6. Connections with Related Benchmarks and Training Environments
EnterpriseOps-Gym is conceptually descended from two main strands:
Agentic DevOps Benchmarking: DevOps-Gym provides a modular, CLI-focused agent environment for build, configuration, monitoring, and issue/test workflows (704 tasks, Java/Go). Extensions proposed for EnterpriseOps-Gym include multi-tenant controllers, compliance enforcement layers (e.g., SOC2, GDPR, Snyk/Trivy hooks), scalable CI replicas, and an expanded array of infrastructure-as-code, security, and compliance tasks (Tang et al., 27 Jan 2026). EnterpriseOps-Gym generalizes beyond DevOps to full enterprise verticals, introduces persistent database state, and enforces complex organizational policies.
Operations Research RL Environments: The modular, gym.Env foundation draws conceptually on OR-Gym (Hubbs et al., 2020), which established best practices for composable environments, MDP formalization, and hybridized RL/optimization pipelines.

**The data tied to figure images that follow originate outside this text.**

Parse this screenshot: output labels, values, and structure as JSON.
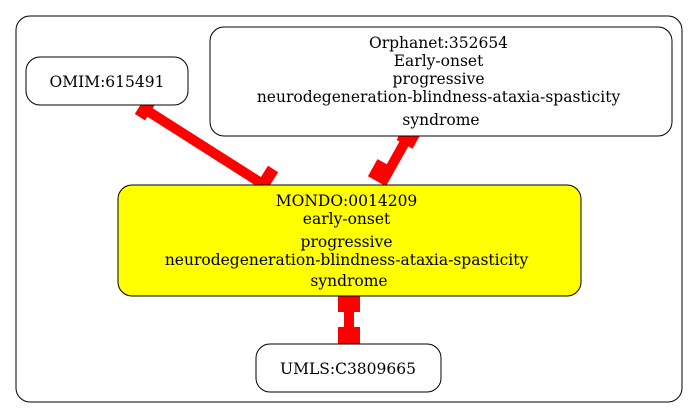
{
  "graph": {
    "nodes": [
      {
        "id": "OMIM:615491",
        "lines": [
          "OMIM:615491"
        ],
        "fill": "#ffffff"
      },
      {
        "id": "Orphanet:352654",
        "lines": [
          "Orphanet:352654",
          "Early-onset",
          "progressive",
          "neurodegeneration-blindness-ataxia-spasticity",
          "syndrome"
        ],
        "fill": "#ffffff"
      },
      {
        "id": "MONDO:0014209",
        "lines": [
          "MONDO:0014209",
          "early-onset",
          "progressive",
          "neurodegeneration-blindness-ataxia-spasticity",
          "syndrome"
        ],
        "fill": "#ffff00",
        "highlighted": true
      },
      {
        "id": "UMLS:C3809665",
        "lines": [
          "UMLS:C3809665"
        ],
        "fill": "#ffffff"
      }
    ],
    "edges": [
      {
        "from": "OMIM:615491",
        "to": "MONDO:0014209",
        "style": "bidirectional-box"
      },
      {
        "from": "Orphanet:352654",
        "to": "MONDO:0014209",
        "style": "bidirectional-box"
      },
      {
        "from": "MONDO:0014209",
        "to": "UMLS:C3809665",
        "style": "bidirectional-box"
      }
    ]
  },
  "colors": {
    "edge": "#ff0000",
    "node_stroke": "#000000",
    "cluster_stroke": "#000000",
    "highlight": "#ffff00"
  }
}
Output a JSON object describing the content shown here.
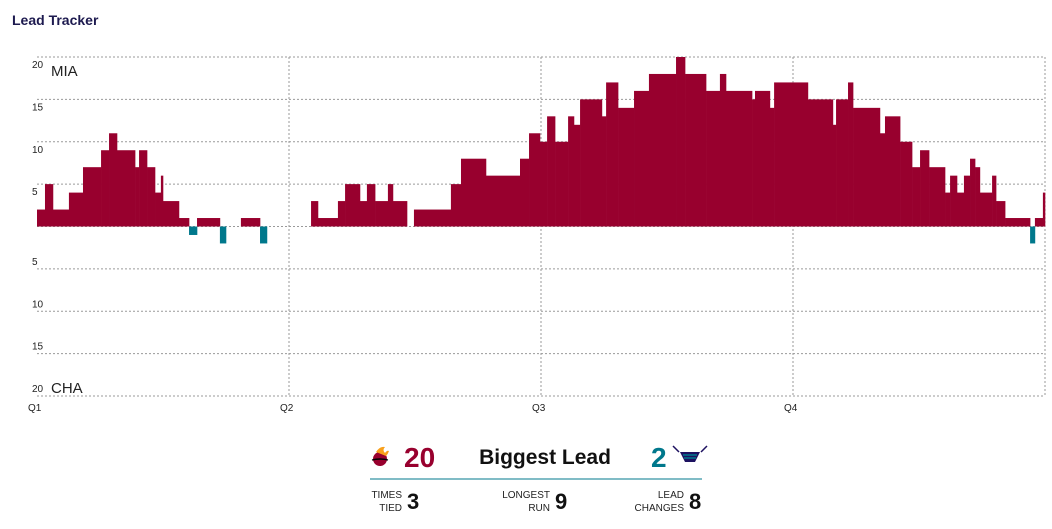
{
  "chart_data": {
    "type": "lead",
    "title": "Lead Tracker",
    "top_label": "MIA",
    "bottom_label": "CHA",
    "positive_color": "#98002e",
    "negative_color": "#00788c",
    "grid": true,
    "xlim": [
      0,
      48
    ],
    "xticks": [
      {
        "value": 0,
        "label": "Q1"
      },
      {
        "value": 12,
        "label": "Q2"
      },
      {
        "value": 24,
        "label": "Q3"
      },
      {
        "value": 36,
        "label": "Q4"
      }
    ],
    "ylim": [
      -20,
      20
    ],
    "yticks": [
      20,
      15,
      10,
      5,
      {
        "value": -5,
        "label": "5"
      },
      {
        "value": -10,
        "label": "10"
      },
      {
        "value": -15,
        "label": "15"
      },
      {
        "value": -20,
        "label": "20"
      }
    ],
    "x": [
      0,
      0.38,
      0.76,
      1.52,
      2.19,
      3.05,
      3.43,
      3.81,
      4.67,
      4.86,
      5.24,
      5.62,
      5.9,
      6.0,
      6.76,
      7.24,
      7.62,
      8.71,
      9.0,
      9.71,
      10.62,
      10.95,
      13.05,
      13.38,
      14.33,
      14.67,
      15.38,
      15.71,
      16.1,
      16.71,
      16.95,
      17.62,
      17.95,
      19.71,
      20.19,
      21.38,
      23.0,
      23.43,
      23.95,
      24.29,
      24.67,
      25.29,
      25.57,
      25.86,
      26.9,
      27.1,
      27.67,
      28.43,
      29.14,
      30.43,
      30.86,
      31.86,
      32.52,
      32.81,
      34.05,
      34.19,
      34.9,
      35.1,
      36.71,
      37.9,
      38.05,
      38.62,
      38.86,
      40.14,
      40.38,
      41.1,
      41.67,
      42.05,
      42.48,
      43.24,
      43.48,
      43.81,
      44.14,
      44.43,
      44.67,
      44.9,
      45.48,
      45.67,
      46.1,
      47.29,
      47.52,
      47.9
    ],
    "values": [
      2,
      5,
      2,
      4,
      7,
      9,
      11,
      9,
      7,
      9,
      7,
      4,
      6,
      3,
      1,
      -1,
      1,
      -2,
      0,
      1,
      -2,
      0,
      3,
      1,
      3,
      5,
      3,
      5,
      3,
      5,
      3,
      0,
      2,
      5,
      8,
      6,
      8,
      11,
      10,
      13,
      10,
      13,
      12,
      15,
      13,
      17,
      14,
      16,
      18,
      20,
      18,
      16,
      18,
      16,
      15,
      16,
      14,
      17,
      15,
      12,
      15,
      17,
      14,
      11,
      13,
      10,
      7,
      9,
      7,
      4,
      6,
      4,
      6,
      8,
      7,
      4,
      6,
      3,
      1,
      -2,
      1,
      4
    ]
  },
  "summary": {
    "biggest_lead": {
      "label": "Biggest Lead",
      "home": 20,
      "away": 2
    },
    "stats": [
      {
        "label": [
          "TIMES",
          "TIED"
        ],
        "value": 3
      },
      {
        "label": [
          "LONGEST",
          "RUN"
        ],
        "value": 9
      },
      {
        "label": [
          "LEAD",
          "CHANGES"
        ],
        "value": 8
      }
    ]
  }
}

EnterpriseGym Corecraft extends this to a high-fidelity simulation of customer support with thousands of entities, delayed-reward rubric-based scoring, and RL training architectures (e.g., Group Relative Policy Optimization) producing strong out-of-distribution generalization (Mehta et al., 18 Feb 2026).
Notable distinctions are the use of large, persistent world state, dense policy constraints, and formalized safe-refusal evaluation in EnterpriseOps-Gym.
7. Conclusions and Future Research Directions
Empirical results demonstrate that state-of-the-art LLM agents are unable to reliably plan or act in enterprise settings characterized by policy complexity, persistent state, and long-horizon dependencies—even when tool invocation and retrieval are given nearly ideal conditions. Correct plan generation, robust internal state management, and reliable safe-refusal are central unsolved challenges.
Specific future work priorities include:
- Constraint-aware plan induction that foregrounds preconditions, policy impacts, and cumulative side-effects.
- Principled long-horizon state tracking, potentially via explicit memory modules or symbolic state managers.
- Formal agent refusal and escalation protocols to prevent unsafe mutations on unsatisfiable tasks.
The open-source release of EnterpriseOps-Gym’s complete environment, task suite, and evaluation oracles is intended to drive the next generation of research into robust, safe, and generalizable enterprise agent systems (Malay et al., 13 Mar 2026).